MIDF Sector Research

Top Glove - Targeting 30% Of Global Market Share By 2020

sectoranalyst
Publish date: Wed, 21 Jun 2017, 08:57 AM
  • Targeting 30% of global market share by 2020
  • Capturing demand from China
  • Venturing into contraceptive manufacturing
  • Automation remains the way forward
  • Maintain NEUTRAL with a revised TP of RM5.15 per share

Targeting 30% of global market share by 2020. Top Glove in its 3QFY17 analyst briefing yesterday stated that it is targeting to achieve 30% of the global rubber gloves market share by 2020. It is expected that the increase in market share will be driven by both organic and inorganic growth via its capacity expansion as well as mergers and acquisitions to boost its gloves supply. In addition, it will also continue to expand its market outreach to countries that has low glove penetration rates such as the African countries. Top Glove expects to have 59.7b pieces of gloves production capacity by end-2018.

Capturing demand from China. In the recent earnings announcement, we note that vinyl gloves as well as PVC gloves for food and beverages have seen an increase in demand. Vinyl gloves registered an increase of +17%qoq and +28%yoy in sales volume respectively. Meanwhile, production of PVC gloves surged by +38%qoq and +171%yoy respectively. We understand that this is due to the closure of several vinyl gloves plants in China which had to comply with the Paris Climate Agreement. In view of the increasing demand for gloves from China, Top Glove has already designated the two newly acquired plants in Nilai and Muar to cater for the demand coming from China. The two plants will be producing natural rubber gloves.

Venturing into contraceptive manufacturing. Management revealed during the briefing that it will be venturing into contraceptive manufacturing where it aims to start producing condoms going forward. Although the venture is still in its infancy, management shared that it will be making an initial investment of RM20m which will allow Top Glove to produce 20 condom production lines. It is targeting to commence the production within a 1-year period from now. We understand that the location of the plant will be on Top Glove’s existing 100-200acres of vacant land space in Klang and it will be producing both OEM as well as its own brand of condoms. However, despite the high margins coming from the condom business, we think it will make up less than 10% of Top Glove’s revenue going forward.
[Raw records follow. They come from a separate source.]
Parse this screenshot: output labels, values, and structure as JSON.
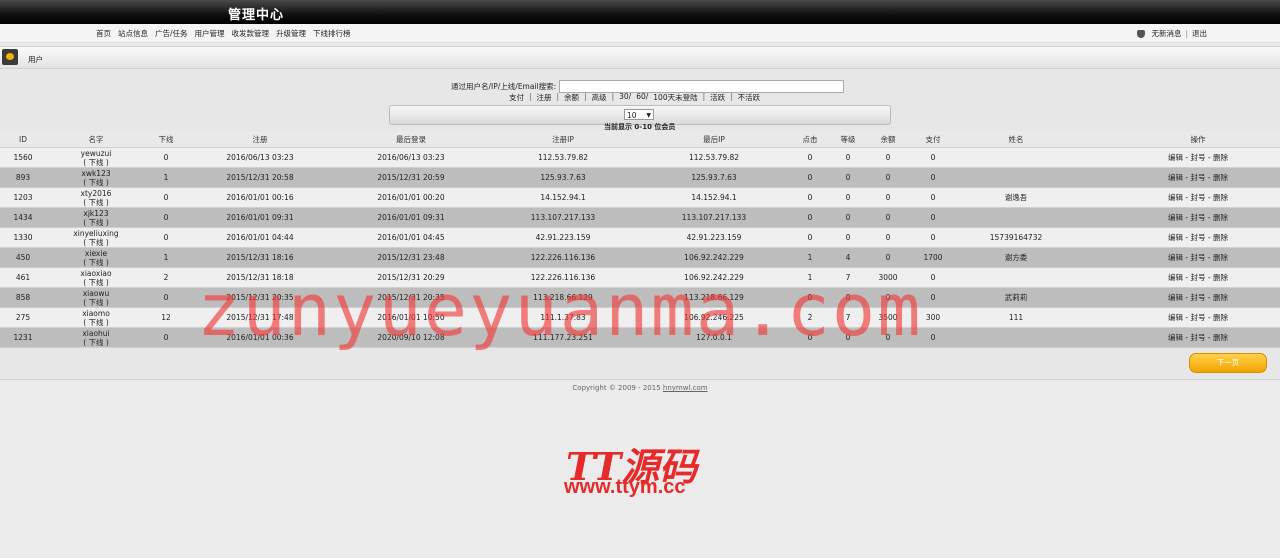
{
  "header": {
    "title": "管理中心"
  },
  "nav": {
    "links": [
      "首页",
      "站点信息",
      "广告/任务",
      "用户管理",
      "收发款管理",
      "升级管理",
      "下线排行榜"
    ],
    "messages": "无新消息",
    "separator": "|",
    "logout": "退出"
  },
  "panel": {
    "title": "用户"
  },
  "search": {
    "label": "通过用户名/IP/上线/Email搜索:",
    "value": ""
  },
  "filters": {
    "items": [
      "支付",
      "注册",
      "余额",
      "高级",
      "30/",
      "60/",
      "100天未登陆",
      "活跃",
      "不活跃"
    ],
    "separator": "|"
  },
  "pager": {
    "page_size": "10",
    "info": "当前显示 0-10 位会员"
  },
  "table": {
    "columns": [
      "ID",
      "名字",
      "下线",
      "注册",
      "最后登录",
      "注册IP",
      "最后IP",
      "点击",
      "等级",
      "余额",
      "支付",
      "姓名",
      "操作"
    ],
    "downline_text": "( 下线 )",
    "ops": {
      "edit": "编辑",
      "ban": "封号",
      "delete": "删除",
      "sep": "-"
    },
    "rows": [
      {
        "id": "1560",
        "name": "yewuzui",
        "downline": "0",
        "reg": "2016/06/13 03:23",
        "last": "2016/06/13 03:23",
        "reg_ip": "112.53.79.82",
        "last_ip": "112.53.79.82",
        "clicks": "0",
        "level": "0",
        "balance": "0",
        "paid": "0",
        "realname": ""
      },
      {
        "id": "893",
        "name": "xwk123",
        "downline": "1",
        "reg": "2015/12/31 20:58",
        "last": "2015/12/31 20:59",
        "reg_ip": "125.93.7.63",
        "last_ip": "125.93.7.63",
        "clicks": "0",
        "level": "0",
        "balance": "0",
        "paid": "0",
        "realname": ""
      },
      {
        "id": "1203",
        "name": "xty2016",
        "downline": "0",
        "reg": "2016/01/01 00:16",
        "last": "2016/01/01 00:20",
        "reg_ip": "14.152.94.1",
        "last_ip": "14.152.94.1",
        "clicks": "0",
        "level": "0",
        "balance": "0",
        "paid": "0",
        "realname": "谢逸吾"
      },
      {
        "id": "1434",
        "name": "xjk123",
        "downline": "0",
        "reg": "2016/01/01 09:31",
        "last": "2016/01/01 09:31",
        "reg_ip": "113.107.217.133",
        "last_ip": "113.107.217.133",
        "clicks": "0",
        "level": "0",
        "balance": "0",
        "paid": "0",
        "realname": ""
      },
      {
        "id": "1330",
        "name": "xinyeliuxing",
        "downline": "0",
        "reg": "2016/01/01 04:44",
        "last": "2016/01/01 04:45",
        "reg_ip": "42.91.223.159",
        "last_ip": "42.91.223.159",
        "clicks": "0",
        "level": "0",
        "balance": "0",
        "paid": "0",
        "realname": "15739164732"
      },
      {
        "id": "450",
        "name": "xiexie",
        "downline": "1",
        "reg": "2015/12/31 18:16",
        "last": "2015/12/31 23:48",
        "reg_ip": "122.226.116.136",
        "last_ip": "106.92.242.229",
        "clicks": "1",
        "level": "4",
        "balance": "0",
        "paid": "1700",
        "realname": "谢方委"
      },
      {
        "id": "461",
        "name": "xiaoxiao",
        "downline": "2",
        "reg": "2015/12/31 18:18",
        "last": "2015/12/31 20:29",
        "reg_ip": "122.226.116.136",
        "last_ip": "106.92.242.229",
        "clicks": "1",
        "level": "7",
        "balance": "3000",
        "paid": "0",
        "realname": ""
      },
      {
        "id": "858",
        "name": "xiaowu",
        "downline": "0",
        "reg": "2015/12/31 20:35",
        "last": "2015/12/31 20:35",
        "reg_ip": "113.218.66.129",
        "last_ip": "113.218.66.129",
        "clicks": "0",
        "level": "0",
        "balance": "0",
        "paid": "0",
        "realname": "武莉莉"
      },
      {
        "id": "275",
        "name": "xiaomo",
        "downline": "12",
        "reg": "2015/12/31 17:48",
        "last": "2016/01/01 10:50",
        "reg_ip": "111.1.37.83",
        "last_ip": "106.92.246.225",
        "clicks": "2",
        "level": "7",
        "balance": "3500",
        "paid": "300",
        "realname": "111"
      },
      {
        "id": "1231",
        "name": "xiaohui",
        "downline": "0",
        "reg": "2016/01/01 00:36",
        "last": "2020/09/10 12:08",
        "reg_ip": "111.177.23.251",
        "last_ip": "127.0.0.1",
        "clicks": "0",
        "level": "0",
        "balance": "0",
        "paid": "0",
        "realname": ""
      }
    ]
  },
  "next_page": "下一页",
  "footer": {
    "copyright": "Copyright © 2009 - 2015",
    "link": "hnymwl.com"
  },
  "watermark": "zunyueyuanma.com",
  "brand": {
    "logo_text": "TT源码",
    "url": "www.ttym.cc"
  },
  "colors": {
    "accent_button": "#f0a400",
    "watermark": "#f03c3c",
    "row_alt": "#bdbdbd"
  }
}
Automation the way forward. Management reiterated its commitment towards investing in automation. For the past three years, it has invested close to RM100m annually in automation. As a result of this, it has enabled the company to reduce the number of headcount for general workers by 1,000. Management shared that it will continue to invest in automation to increase its production efficiency going forward, In addition, its recent joint-venture (JV) with a Japanese partner to produce its own chemical filler will result in a 15% cost savings on its chemical cost going forward. The new chemical filler will be in production in six months period from now. At present, Top Glove’s chemical costs stands at 11% of its total costs and this will be reduced to 9.3% post the production of the new chemical filler.

Earnings forecasts. We make no changes to our FY17F earnings forecast. However, we are lifting our FY18F earnings estimates by +3.1% as we lower our cost assumption in view of the upcoming 15% cost saving on its chemical cost as a result of its JV on chemical filler with a Japanese partner. In addition, we have also revised our utilisation rate assumption in FY18 to 80% from 75% previously as we anticipate demand to recover from 4QFY17 onwards as the raw material prices continues to trend lower. Key risks to our earnings would be: (i) higher than expected increase in production costs i.e: raw material prices, labour costs etc and; (ii) further delays in plant expansions.

Maintain NEUTRAL with a revised Target Price (TP) of RM5.15. All things considered, we reiterate our NEUTRAL call on Top Glove with a revised TP of RM5.15. Our valuation is premised on FY18 EPS of 28.6sen pegged to an unchanged PER of 18x which is the company’s 5-year historical average PER. We think this is fair as we believe all the positives have been priced in and the stock is now fully-valued. Additionally, we opine that despite the improvement in raw materials price, the cost savings might be offset by: (i) lower ASPs - as a result of the low raw materials price and; (ii) the strengthening of Ringgit, which could limit its earnings potential going forward. We think that re-rating catalyst will be in the form of: (i) significant increase in volume sold; (ii) improvement in ASP and; (iii) launching a new innovative glove product.